Or, mardi 3 novembre, c’est bel et bien sur ce scenario du pire que se sont achevées la journée du vote, la longue nuit qui l’a suivie et même les jours suivants…

Au matin du 4 novembre, ni vague bleue, ni vague rouge. Juste deux hommes déclarant chacun penser avoir la victoire dans son camp, alors que le dépouillement n’est pas encore terminé dans plusieurs Etats ; et leurs supporters respectifs, prêts à en découdre, les uns comme les autres, dans une Amérique plus divisée que jamais.

A qui le monde (nous compris) aura-t-il affaire à partir du 21 janvier 2021, date à laquelle le candidat gagnant prendra ses fonctions ?

Le suspense risque de durer longtemps, les recours de Donald Trump devant la justice ayant déjà commencé…

Voilà donc le jour «J» arrivé. Mardi 3 novembre 2020. Les Etats Unis doivent choisir leur Président pour les 4 années à venir.

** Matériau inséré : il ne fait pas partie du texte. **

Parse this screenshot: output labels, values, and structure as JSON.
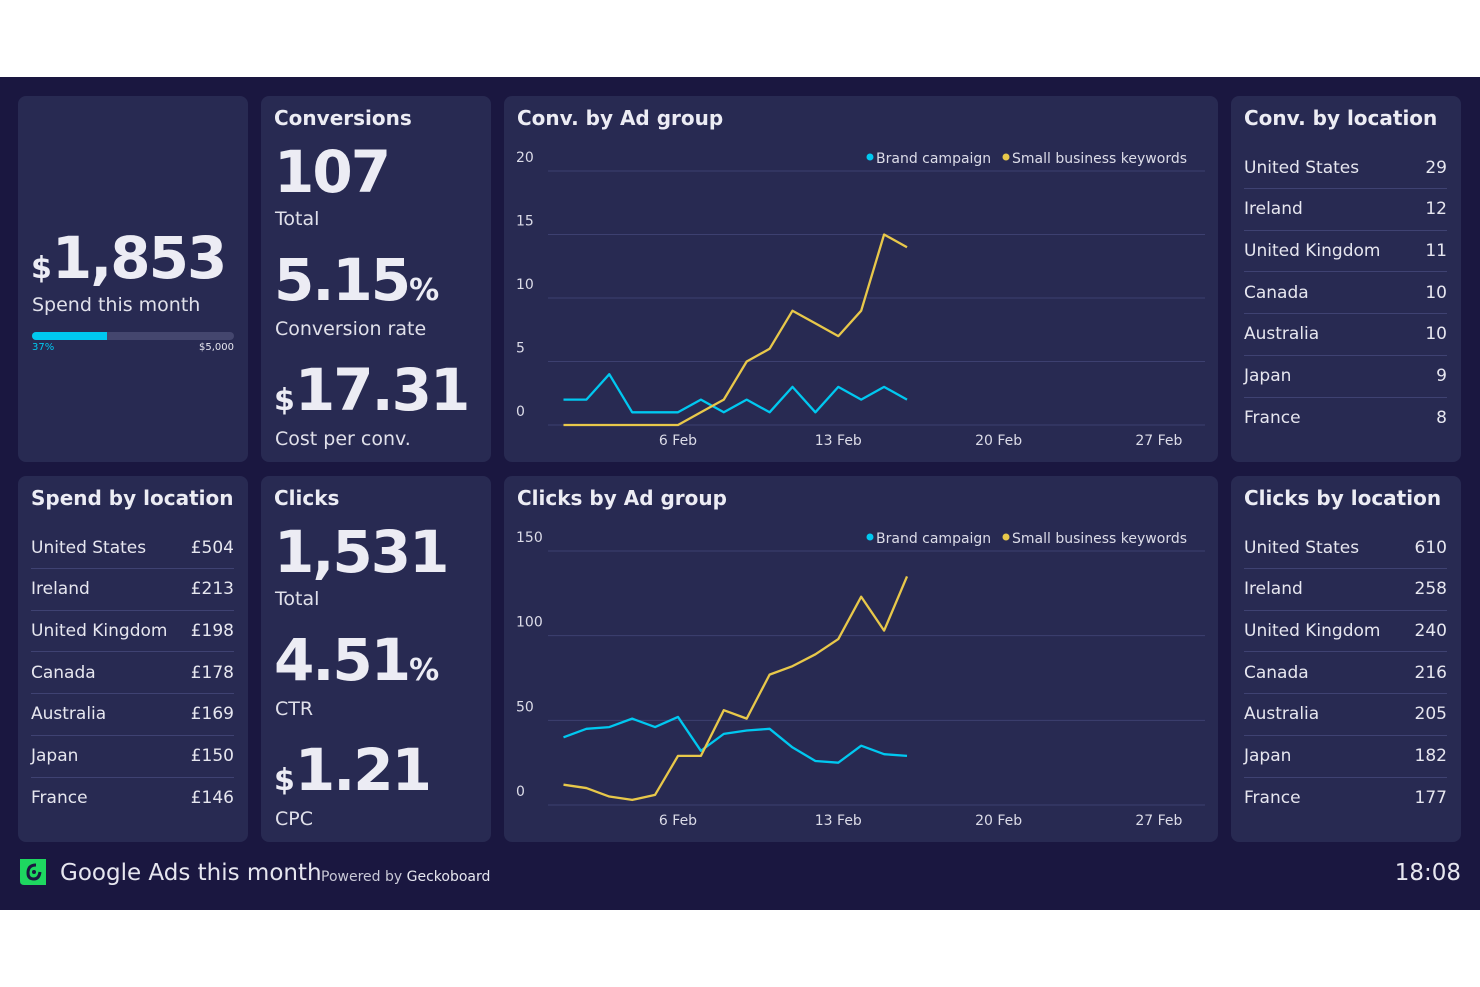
{
  "colors": {
    "background": "#1a1740",
    "panel": "#282a52",
    "brand": "#00c8f0",
    "small_business": "#e8c84a",
    "logo": "#1ed760"
  },
  "spend": {
    "value": "1,853",
    "currency": "$",
    "label": "Spend this month",
    "progress_percent": 37,
    "progress_label": "37%",
    "goal": "$5,000"
  },
  "conversions": {
    "title": "Conversions",
    "total": "107",
    "total_label": "Total",
    "rate": "5.15",
    "rate_unit": "%",
    "rate_label": "Conversion rate",
    "cost": "17.31",
    "cost_currency": "$",
    "cost_label": "Cost per conv."
  },
  "clicks": {
    "title": "Clicks",
    "total": "1,531",
    "total_label": "Total",
    "ctr": "4.51",
    "ctr_unit": "%",
    "ctr_label": "CTR",
    "cpc": "1.21",
    "cpc_currency": "$",
    "cpc_label": "CPC"
  },
  "conv_location": {
    "title": "Conv. by location",
    "rows": [
      [
        "United States",
        "29"
      ],
      [
        "Ireland",
        "12"
      ],
      [
        "United Kingdom",
        "11"
      ],
      [
        "Canada",
        "10"
      ],
      [
        "Australia",
        "10"
      ],
      [
        "Japan",
        "9"
      ],
      [
        "France",
        "8"
      ]
    ]
  },
  "spend_location": {
    "title": "Spend by location",
    "rows": [
      [
        "United States",
        "£504"
      ],
      [
        "Ireland",
        "£213"
      ],
      [
        "United Kingdom",
        "£198"
      ],
      [
        "Canada",
        "£178"
      ],
      [
        "Australia",
        "£169"
      ],
      [
        "Japan",
        "£150"
      ],
      [
        "France",
        "£146"
      ]
    ]
  },
  "clicks_location": {
    "title": "Clicks by location",
    "rows": [
      [
        "United States",
        "610"
      ],
      [
        "Ireland",
        "258"
      ],
      [
        "United Kingdom",
        "240"
      ],
      [
        "Canada",
        "216"
      ],
      [
        "Australia",
        "205"
      ],
      [
        "Japan",
        "182"
      ],
      [
        "France",
        "177"
      ]
    ]
  },
  "chart_data": [
    {
      "type": "line",
      "title": "Conv. by Ad group",
      "x_range": [
        "1 Feb",
        "28 Feb"
      ],
      "x_ticks": [
        "6 Feb",
        "13 Feb",
        "20 Feb",
        "27 Feb"
      ],
      "y_ticks": [
        0,
        5,
        10,
        15,
        20
      ],
      "ylim": [
        0,
        20
      ],
      "grid": true,
      "legend": "top-right",
      "x": [
        "1 Feb",
        "2 Feb",
        "3 Feb",
        "4 Feb",
        "5 Feb",
        "6 Feb",
        "7 Feb",
        "8 Feb",
        "9 Feb",
        "10 Feb",
        "11 Feb",
        "12 Feb",
        "13 Feb",
        "14 Feb",
        "15 Feb",
        "16 Feb"
      ],
      "series": [
        {
          "name": "Brand campaign",
          "color": "#00c8f0",
          "values": [
            2,
            2,
            4,
            1,
            1,
            1,
            2,
            1,
            2,
            1,
            3,
            1,
            3,
            2,
            3,
            2
          ]
        },
        {
          "name": "Small business keywords",
          "color": "#e8c84a",
          "values": [
            0,
            0,
            0,
            0,
            0,
            0,
            1,
            2,
            5,
            6,
            9,
            8,
            7,
            9,
            15,
            14
          ]
        }
      ]
    },
    {
      "type": "line",
      "title": "Clicks by Ad group",
      "x_range": [
        "1 Feb",
        "28 Feb"
      ],
      "x_ticks": [
        "6 Feb",
        "13 Feb",
        "20 Feb",
        "27 Feb"
      ],
      "y_ticks": [
        0,
        50,
        100,
        150
      ],
      "ylim": [
        0,
        150
      ],
      "grid": true,
      "legend": "top-right",
      "x": [
        "1 Feb",
        "2 Feb",
        "3 Feb",
        "4 Feb",
        "5 Feb",
        "6 Feb",
        "7 Feb",
        "8 Feb",
        "9 Feb",
        "10 Feb",
        "11 Feb",
        "12 Feb",
        "13 Feb",
        "14 Feb",
        "15 Feb",
        "16 Feb"
      ],
      "series": [
        {
          "name": "Brand campaign",
          "color": "#00c8f0",
          "values": [
            40,
            45,
            46,
            51,
            46,
            52,
            32,
            42,
            44,
            45,
            34,
            26,
            25,
            35,
            30,
            29
          ]
        },
        {
          "name": "Small business keywords",
          "color": "#e8c84a",
          "values": [
            12,
            10,
            5,
            3,
            6,
            29,
            29,
            56,
            51,
            77,
            82,
            89,
            98,
            123,
            103,
            135
          ]
        }
      ]
    }
  ],
  "footer": {
    "title": "Google Ads this month",
    "powered_prefix": "Powered by",
    "powered_brand": "Geckoboard",
    "time": "18:08"
  }
}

Les électeurs ont le choix entre la reconduction du Président sortant, le  républicain Donald Trump, qui a le droit de briguer un second et dernier mandat, selon la loi américaine ; et qui entend bien le faire et arracher la victoire. Et son challenger le candidat démocrate, Joe Biden, qui se présente pour la 3ème fois à la présidentielle et espère cette fois-ci avoir la chance de son côté ; lui qui a passé quelque 30 années au Sénat et été vice-Président durant les 8 années des deux mandats de Barak Obama…

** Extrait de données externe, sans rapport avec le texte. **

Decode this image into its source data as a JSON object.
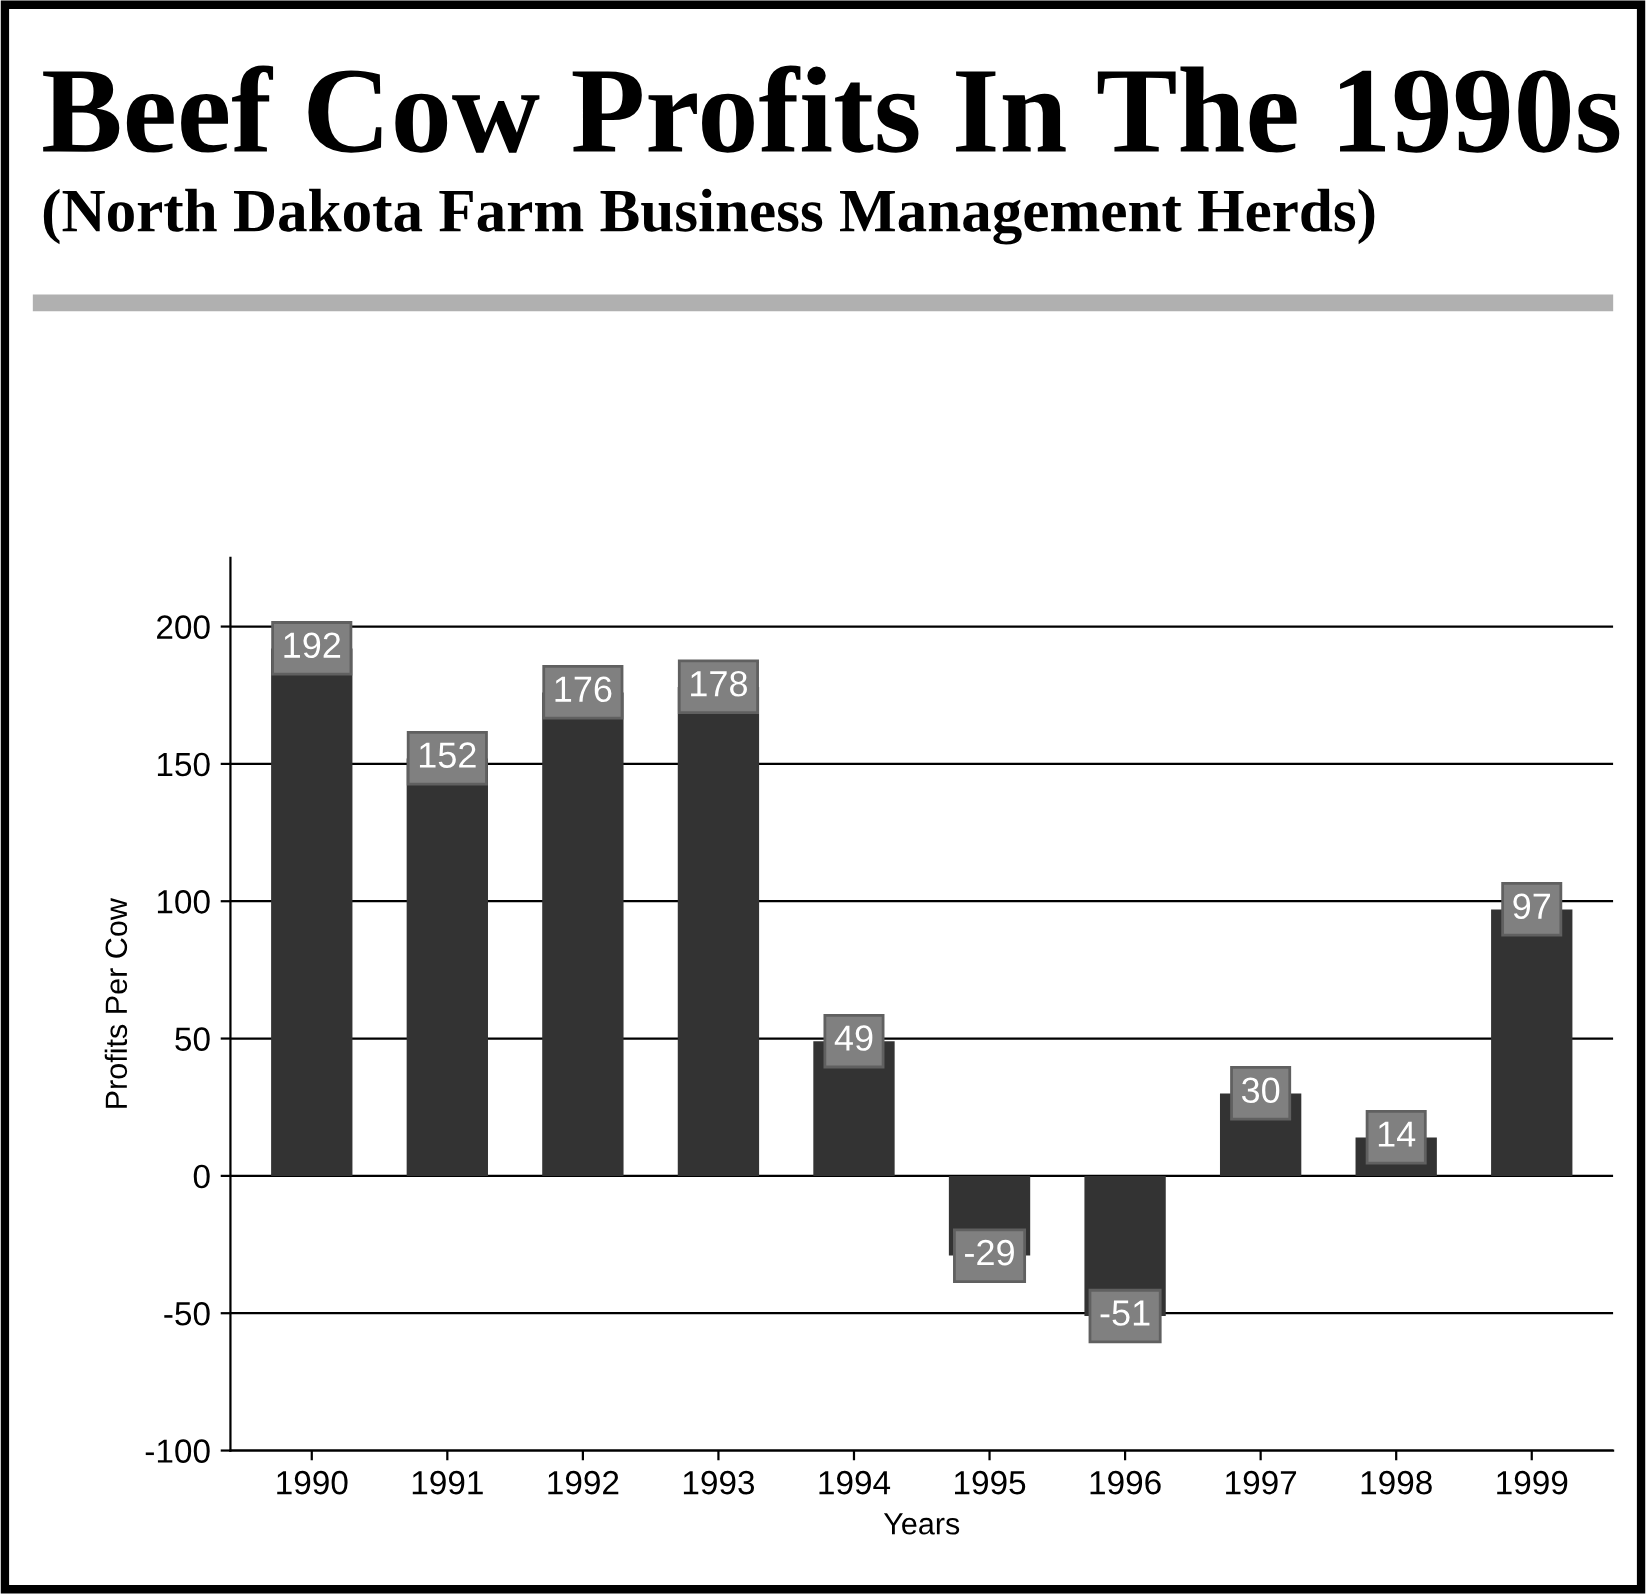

Mais le schéma «candidat républicain contre candidat démocrate» ne suffit pas à expliquer les passions qui se sont déchaînées autour de cette élection présidentielle américaine de 2020.

Après les 4 années de présidence hors norme de Donald Trump et la virulence de la campagne électorale, ce sont des Américains plus divisés que jamais, mais aussi plus mobilisés que jamais, qui s’apprêtaient à départager les deux candidats.

Le taux de participation a atteint des sommets inédits. Bien avant le 3 novembre, quelque 100 millions d’Américains avaient déjà voté par correspondance.

Et le jour «J», de longues files se sont constituées devant les bureaux de vote, les supporters des deux candidats étant aussi déterminés dans un camp que dans l’autre… Avec «un petit plus» chez les supporters républicains, galvanisés par Donald Trump, comme lui seul sait le faire, à coup de déclarations et tweets offensifs.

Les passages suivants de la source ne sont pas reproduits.